Pluralistic Practitioners Network: Creativity and Challenge
Following on from Roddie McKenzie’s blog post 18/1/2021, this is an open invitation to all who might be interested in something old, or new, to do in 2021.
Would you like to join our Creative Gatherings, hosted on Zoom, on the last Saturday of each month at 10:00am to 11:00am?
The group was grown of people interested in words, storytelling, journals, and written narratives; but has evolved pluralistically with our preference to encompass other aspects of therapeutically-focussed creativity.
If the answer is ‘yes’, please email email@example.com and you will be sent the link for our next meeting on Saturday 27th February at 10:00a.m.
This is what the amazing members of this group have inspired and challenged me, to find within myself.
I am a pluralistic counsellor in training. At the start of my training I was very sure of all the labels I assigned to myself and unquestioning of the label’s others assigned to me. ‘I despise the written word; I am not creative; and all my demons have been met and securely locked away’.
Reading and writing were implements of torture as a child. I have not, if truth be told, shed the discomfort I feel when faced with a textbook, form, or password. My mind does not naturally hold on to written characters. I can read and write but the information will rarely be cognitively or emotionally available to me unless I translate the words into something my mind can hold. I need to share the words with others discuss and dissect, follow the instructions, or convert the words into an experiential movie.
I joined the ‘story telling’ gathering, to learn from fellow counsellors who adore the written word. I am fuelled by their passion, enthusiasm, and generosity. I needed to know how I might use the written word as a therapeutic tool. How I might deliberately practice an intervention I could suggest to a client who’s preference is to read or write. I implicitly encourage and challenge my clients to step out of their comfort zone. Surely the least I can do is safely step out of mine and possibly collect some tools to add to my counsellors toolbelt.
At the end of each gathering a task or challenge is suggested. We are not a ‘would have, could have, should have’ group. We are all living our lives and sometimes there is time and space, other times there simply is not. There is never an expectation to be any more than you can be at that moment.
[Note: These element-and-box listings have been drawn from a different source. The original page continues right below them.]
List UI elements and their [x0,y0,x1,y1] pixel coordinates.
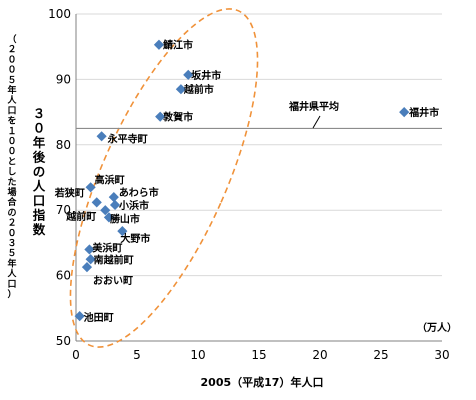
data-point [85,182,96,193]
y-axis-note-char: 年 [7,257,16,269]
x-tick-label: 30 [434,348,449,362]
reference-line-layer: 福井県平均 [76,100,442,130]
y-axis-note-char: 人 [6,94,17,106]
data-point-label: 大野市 [120,232,150,245]
y-axis-note-char: し [7,167,16,178]
data-point-label: 敦賀市 [163,111,193,124]
y-axis-note-char: ５ [7,75,16,86]
reference-line-label: 福井県平均 [288,100,339,113]
data-point [117,226,128,237]
y-tick-label: 80 [56,138,71,152]
cluster-ellipse-layer [69,8,259,348]
y-tick-label: 70 [56,203,71,217]
y-axis-note-char: １ [7,126,16,137]
y-axis-note-char: ０ [7,228,16,239]
reference-line-pointer [312,115,321,129]
y-axis-note-char: ０ [7,54,16,65]
y-axis-title-char: の [33,164,46,179]
data-point-label: 福井市 [408,106,439,119]
x-tick-label: 15 [251,348,266,362]
data-point-label: 高浜町 [95,173,125,186]
data-point [100,205,111,216]
y-axis-note-char: た [7,177,16,188]
data-point-label: 勝山市 [110,212,140,225]
cluster-ellipse [69,8,259,348]
data-point [103,212,115,223]
data-point-label: 永平寺町 [107,132,148,145]
data-point [183,69,194,80]
data-point-label: 池田町 [84,311,114,324]
data-point-label: 越前町 [65,210,96,223]
y-tick-label: 100 [48,7,71,21]
y-tick-label: 60 [56,269,71,283]
y-axis-note-char: と [7,156,16,167]
x-tick-label: 20 [312,348,327,362]
x-tick-label: 25 [373,348,388,362]
data-point-label: 美浜町 [92,241,122,254]
y-axis-note-char: 口 [7,279,16,290]
data-point-label: おおい町 [93,275,133,287]
data-point-label: あわら市 [119,186,159,199]
data-point-label: 小浜市 [118,199,149,212]
y-tick-label: 50 [56,334,71,348]
data-point [84,244,95,255]
data-point-label: 南越前町 [94,253,134,266]
x-tick-labels: 0 5 10 15 20 25 30 [72,348,449,362]
data-point-label: 鯖江市 [162,39,193,52]
y-axis-note-char: ０ [7,65,16,76]
x-tick-label: 0 [72,348,80,362]
y-axis-note-char: の [7,207,16,218]
y-axis-note-char: ２ [7,44,16,55]
y-axis-note-char: を [7,116,16,127]
y-axis-note-char: ） [7,289,16,300]
y-axis-note-char: ３ [7,238,16,249]
x-tick-label: 5 [133,348,141,362]
y-axis-note-char: 合 [7,196,17,208]
y-axis-title-char: 人 [33,179,46,194]
x-axis-title: 2005（平成17）年人口 [201,375,324,389]
y-axis-title-char: 指 [33,208,46,223]
y-axis-note-char: ５ [7,248,16,259]
y-axis-note-char: ０ [7,136,16,147]
y-axis-note-char: 年 [7,84,16,96]
y-axis-note-char: 場 [7,186,16,198]
y-axis-note-char: 人 [6,268,17,280]
data-point [153,39,165,50]
gridlines [76,13,442,277]
y-axis-note-char: 口 [7,105,16,116]
data-point [109,199,121,211]
data-point-label: 坂井市 [191,69,221,82]
data-point [175,84,187,95]
data-point [155,111,166,122]
y-axis-note-char: ０ [7,146,16,157]
y-tick-labels: 50 60 70 80 90 100 [48,7,71,348]
y-axis-title-char: 口 [33,193,46,208]
data-point [91,197,102,208]
y-axis-title-char: ０ [33,121,46,136]
y-axis-title-char: 数 [32,222,46,237]
x-tick-label: 10 [190,348,205,362]
y-axis-title-char: 年 [33,135,46,150]
data-point-label: 越前市 [183,83,214,96]
y-tick-label: 90 [56,72,71,86]
x-unit-label: （万人） [417,321,457,334]
data-point [96,131,107,142]
y-axis-title-char: 後 [33,150,46,165]
data-point [108,192,119,203]
y-axis-note-char: ２ [7,218,16,229]
data-point [399,107,410,118]
y-axis-note-char: （ [7,34,16,45]
data-point-label: 若狭町 [54,186,85,199]
y-axis-title-char: ３ [33,106,46,121]
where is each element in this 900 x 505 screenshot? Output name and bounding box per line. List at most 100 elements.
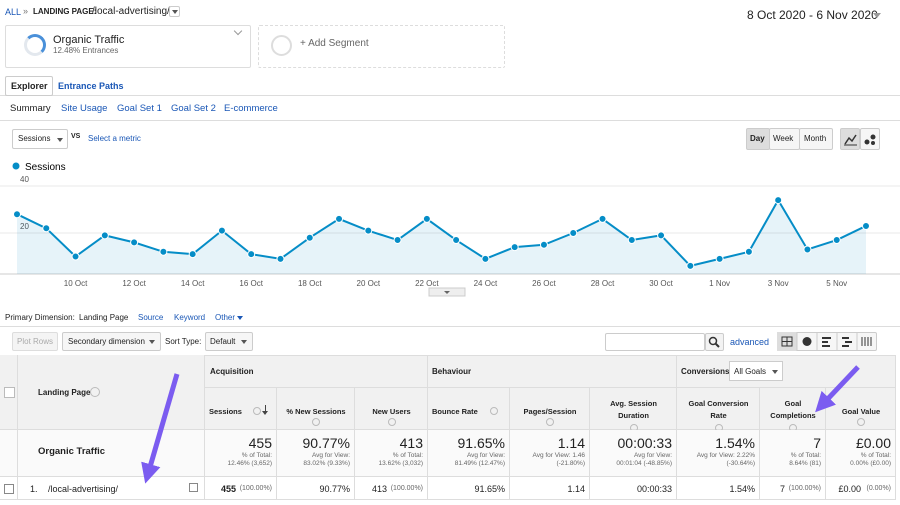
granularity: Month bbox=[804, 134, 827, 143]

I decided to give the suggestion a go. I wrote a letter from myself today, to a younger me. It was a truly horrible couple of hours. The letter is still unfinished. However writing my words, words that I chose in the order I decided, without concerns regarding others criticism or acceptance enabled me to paint new pictures in my mind. I discovered the labels I assign myself and those accepted from others unquestioningly are not absolutes and it is time I started challenging them. I have become limited by my own expectations of myself. I also learned that this task, if I were to explore with a client would be accompanied by a warning as the process unexpectedly set free several of my supposedly caged demons.
Our second challenge. I tried to write, but my mind was back to the familiar fireworks show; whizz, bangs, and scattered lights. I tried all my usual tools to bring some order to my thoughts, but alas I was fighting with my own shadow. I am a master of avoidance, but the passion of the gathering helped fuel me to try something different. I explored ‘self-compassion’ by practicing it. The only words I had written were ‘self-compassion doesn’t feel, taste, or smell like the compassion I feel towards others.’ My analogy was self-compassion was, ‘like wearing a pair of underpants which are several sizes too small!’
As helpful words escaped me, I decided to collect together things I had in the house and try and make something. The picture in my mind was hands gently holding a heart. Not claddagh-style or hand-over-heart chakra. The picture in my mind was a gentle hand holding the heart, behind it, gently supporting it, letting it know it was not alone and had all the strength it needed to face the world and all the light and darkness within.
This is what I created. I am so proud of it, and myself, I agreed to write this blog. To write words that will be judged and assessed. To share this small part of my story and perhaps encourage you to try something different this year. If you are interested I know a great group, we gather last Saturday of each month at 10 am and will welcome you exactly as you are.